Área de mata no Sul do Amazonas que está sendo devastada pelo garimpo e a inoperância das autoridades só sobreviverá se a natureza não lhe tiver dado grande depósito de ouro.

Leandro Prazeres ·
24 de janeiro de 2007 · 18 anos atrás

Mesmo de olhos fechados, dá para perceber que o Vale do rio Juma, no Sul do Amazonas, deixou de ser a área de floresta razoavelmente preservada que era até três meses atrás. Lá, o som que mais se ouve atualmente vem de gritos humanos e dos motores de sucção que 5 mil garimpeiros utilizam para revolver leitos de igarapés em busca de ouro. Mas é preciso abrir os olhos para se ter a real dimensão da devastação que chegou com os novos ruídos. O Juma, um tributário da bacia do rio Aripuanã, virou sério candidato a embicar num caminho sem volta rumo ao assoreamento. A mata local já perdeu cerca de 50 hectares (foto). Infelizmente, não deve ficar só nisso. O governo federal prepara uma outorga que vai legalizar a exploração do ouro em 10 mil hectares da região.

O ouro no Vale do Juma foi descoberto por meia dúzia de assentados que, cansados de tentar viver da agropecuária, chegaram no local em busca de nova fonte de renda. No final de outubro, encontraram ouro nos leitos de cinco igarapés (conhecidos pelos garimpeiros como grotas) e iniciaram a extração. O teor de pureza e a facilidade com que o ouro podia ser explorado encantou quem se aventurou na empreitada. “Eu já trabalhei em Serra Pelada e nem lá eu tinha visto coisa parecida. O ouro aqui é fácil de extrair e seu grau de pureza chega a 99%. A gente nem precisa usar o azougue (mercúrio) para limpar”, diz José Ribamar, um pioneiro do Juma.

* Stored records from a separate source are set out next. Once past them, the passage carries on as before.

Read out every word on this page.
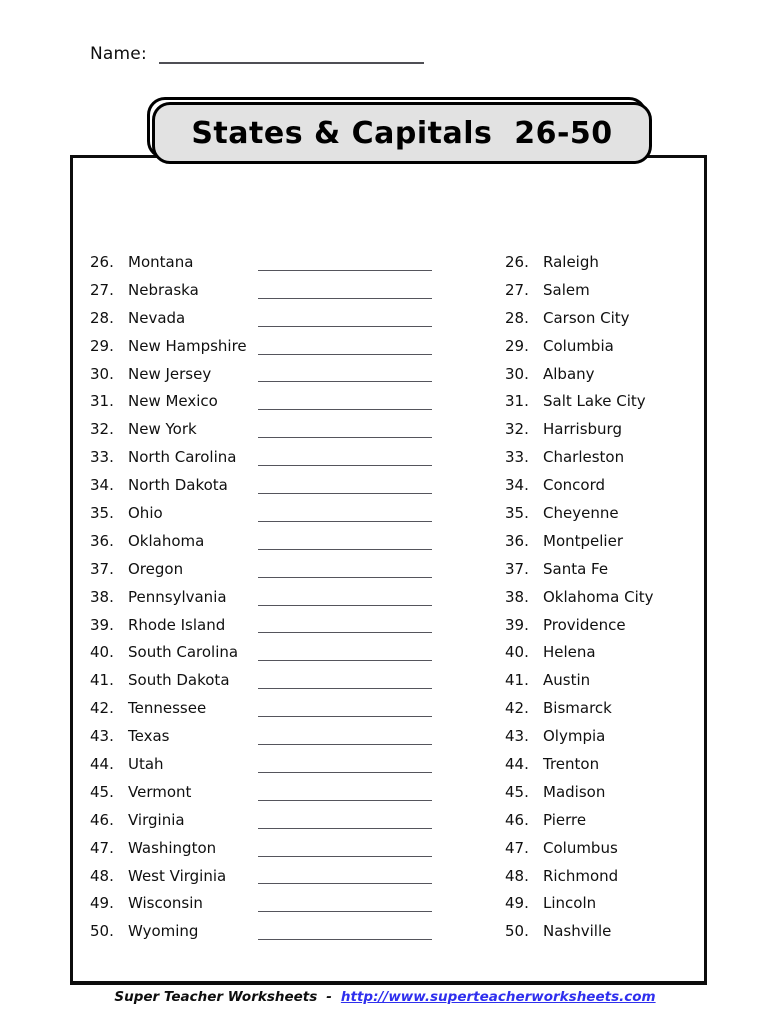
Name:
States & Capitals  26-50

26. Montana
27. Nebraska
28. Nevada
29. New Hampshire
30. New Jersey
31. New Mexico
32. New York
33. North Carolina
34. North Dakota
35. Ohio
36. Oklahoma
37. Oregon
38. Pennsylvania
39. Rhode Island
40. South Carolina
41. South Dakota
42. Tennessee
43. Texas
44. Utah
45. Vermont
46. Virginia
47. Washington
48. West Virginia
49. Wisconsin
50. Wyoming
26. Raleigh
27. Salem
28. Carson City
29. Columbia
30. Albany
31. Salt Lake City
32. Harrisburg
33. Charleston
34. Concord
35. Cheyenne
36. Montpelier
37. Santa Fe
38. Oklahoma City
39. Providence
40. Helena
41. Austin
42. Bismarck
43. Olympia
44. Trenton
45. Madison
46. Pierre
47. Columbus
48. Richmond
49. Lincoln
50. Nashville
Super Teacher Worksheets - http://www.superteacherworksheets.com
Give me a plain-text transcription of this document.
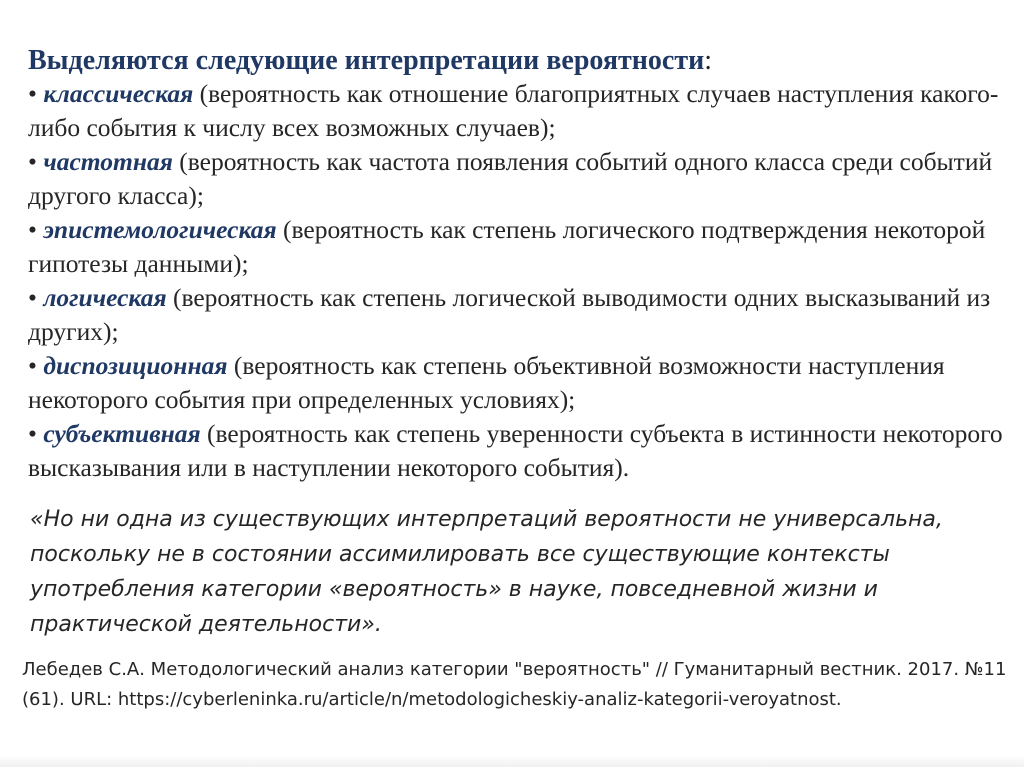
Выделяются следующие интерпретации вероятности:

• классическая (вероятность как отношение благоприятных случаев наступления какого-либо события к числу всех возможных случаев);

• частотная (вероятность как частота появления событий одного класса среди событий другого класса);

• эпистемологическая (вероятность как степень логического подтверждения некоторой гипотезы данными);

• логическая (вероятность как степень логической выводимости одних высказываний из других);

• диспозиционная (вероятность как степень объективной возможности наступления некоторого события при определенных условиях);

• субъективная (вероятность как степень уверенности субъекта в истинности некоторого высказывания или в наступлении некоторого события).

«Но ни одна из существующих интерпретаций вероятности не универсальна, поскольку не в состоянии ассимилировать все существующие контексты употребления категории «вероятность» в науке, повседневной жизни и практической деятельности».

Лебедев С.А. Методологический анализ категории "вероятность" // Гуманитарный вестник. 2017. №11 (61). URL: https://cyberleninka.ru/article/n/metodologicheskiy-analiz-kategorii-veroyatnost.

Claro que seria impossível guardar segredo sobre algo tão promissor. Em dezembro, a notícia sobre a existência de um novo eldorado na área do Juma se espalhou pela Amazônia. No Sul do Amazonas, agricultores largaram as enxadas e acorreram ao novo garimpo. De Rondônia, Mato Grosso e Pará, vieram garimpeiros “rodados” (desempregados) – que continuam chegando a região na esperança de que ela contenha ouro suficiente para encher os bolsos dessa multidão. Todos os dias, dezenas de ônibus e caminhões abarrotados de gente chegam à cidade de Apuí, escala obrigatória para quem se desloca em direção ao garimpo.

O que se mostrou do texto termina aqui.